Posttraumatische Belastungsstörung ist in der Regel nicht im Heimatland behandelbar, wenn bei Rückkehr dorthin Retraumatisierung droht.

 

Schlagwörter: Türkei, Widerruf, Abschiebungshindernis, zielstaatsbezogene Abschiebungshindernisse, Krankheit, psychische Erkrankung, posttraumatische Belastungsstörung, medizinische Versorgung, Situation bei Rückkehr, Suizidgefahr
Normen: AufenthG § 60 Abs. 7; AsylVfG § 73 Abs. 3
Auszüge:

Posttraumatische Belastungsstörung ist in der Regel nicht im Heimatland behandelbar, wenn bei Rückkehr dorthin Retraumatisierung droht.

(Leitsatz der Redaktion)

 

Die - zulässige - Klage ist begründet. Der angefochtene Bescheid, mit dem die Feststellung des Vorliegens eines Abschiebungshindernisses nach § 53 Abs. 6 AuslG widerrufen worden ist, ist rechtswidrig und verletzt die Klägerin in ihren Rechten (§ 113 Abs. 1 VwGO).

Die Beklagte hatte derartige extreme Gefahren mit dem nunmehr widerrufenen Bescheid vom 02.02.2001 (zurecht) im Hinblick auf die bei der Klägerin vorliegende traumabedingte Erkrankung angenommen. Sie hat dabei ein zielstaatenbezogenes Abschiebungshindernis angenommen, weil nach dem damals aktuellen Lagebericht des Auswärt. Amts (vom 22.06.2000) keine adäquaten Behandlungsmethoden für traumatisierte Menschen in der Türkei zur Verfügung stünden. Zwar sei die rein medizinische Versorgung gesichert, weiterführende Therapien könnten jedoch aus fachlichen und finanziellen Gründen im allgemeinen nicht angeboten werden.

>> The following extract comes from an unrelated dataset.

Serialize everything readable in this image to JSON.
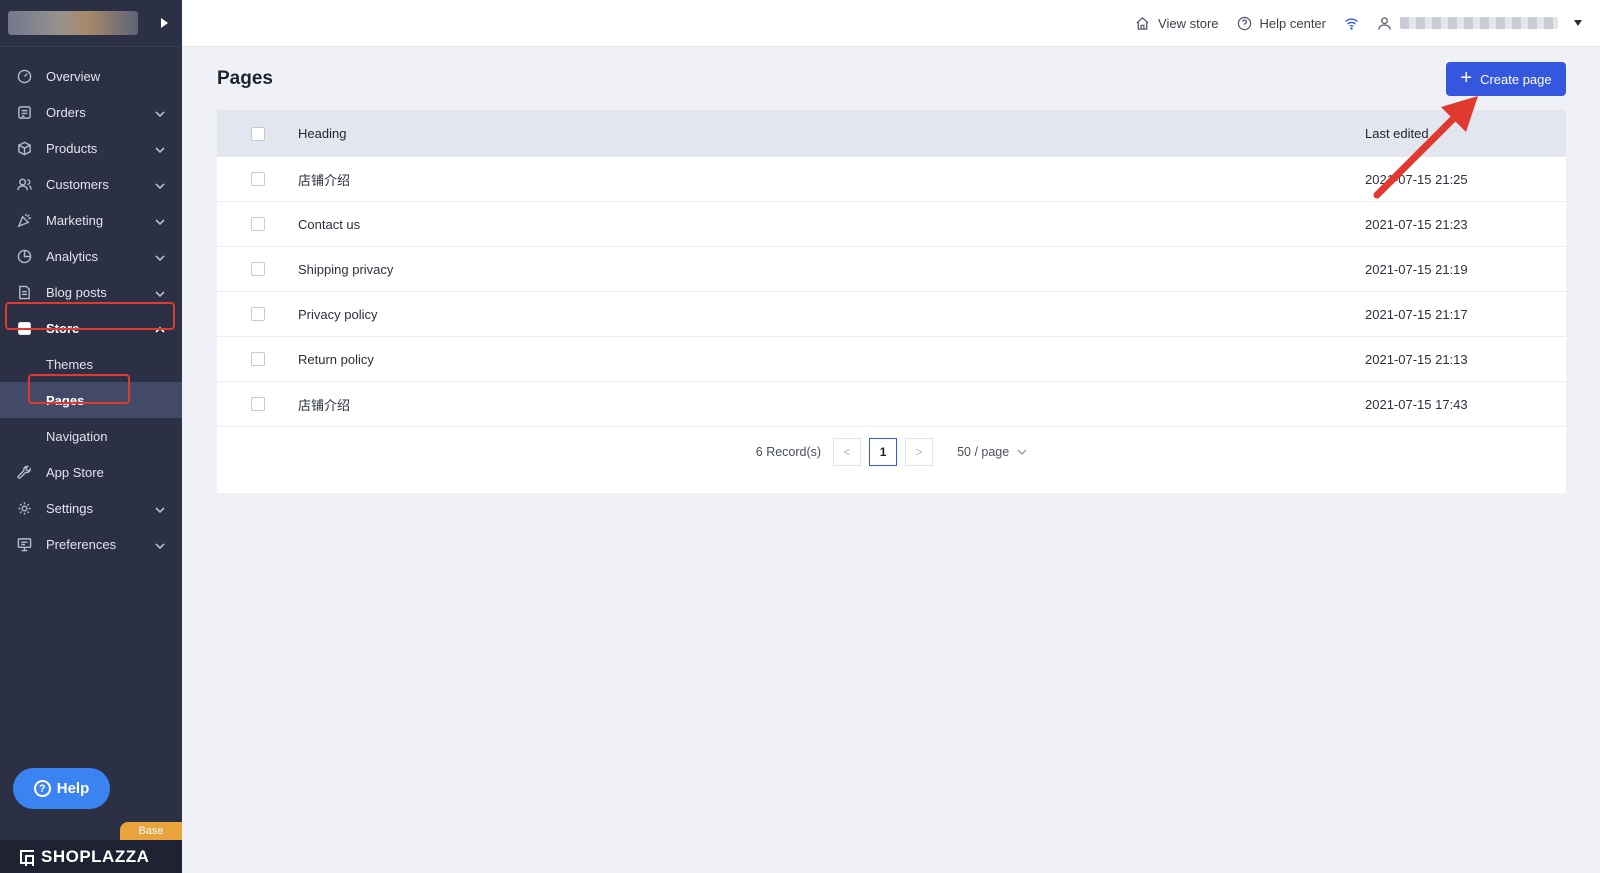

Der Widerruf beruht auf der Annahme, dass sich Versorgungslage inzwischen grundlegend geändert habe und für Rückkehrer in die Türkei Erkrankungen wie der Posttraumat. Belastungsstörung gut behandelbar seien.

Diese - sehr abstrakt gehaltene - Darstellung im Anhang zum aktuellen Lagebericht des Auswärt. Amtes stützt diese Einschätzung kaum. Sie stellt im Grundsatz nur sehr generell die Anzahl der insgesamt in der Türkei vorhandenen Plätze zur stationären Behandlung von (sämtlichen) psychischen Erkrankungen und zur Rehabilitation von Menschen mit unterschiedlichen (auch körperlichen) Behinderungen dar und erscheint dem Gericht wenig aussagekräftig. So folgt aus der Angabe einer Kapazität von insgesamt 10000 Betten für die stationäre Behandlung von (sämtlichen) psychisch Kranken angesichts einer Bevölkerungsanzahl von rund 70 Millionen Menschen nur, dass für jeweils 7.000 Menschen ein Bett zur Verfügung steht. Was traumatische Erkrankungen angeht, wird lediglich auf die Anwendung des international anerkannten Diagnoseschlüssels der WHO und des DSM-IV sowie auf Behandlungskonzepte verwiesen. Wer und in welchem Umfange solche Behandlungen anbietet und wem diese zugänglich sind, lässt sich dem Bericht nicht entnehmen, er enthält insbesondere keine Aussage zu der Frage, ob und unter welchen Voraussetzungen ein aus Deutschland zurück geführter Flüchtling konkret und individuell eine Chance auf Zugang zu einer fachärztlichen Behandlung hat und ob diese, wenn überhaupt, über die stationäre Verwahrung für beschränkte Dauer unter rein medikamentöser Behandlung hinausgeht.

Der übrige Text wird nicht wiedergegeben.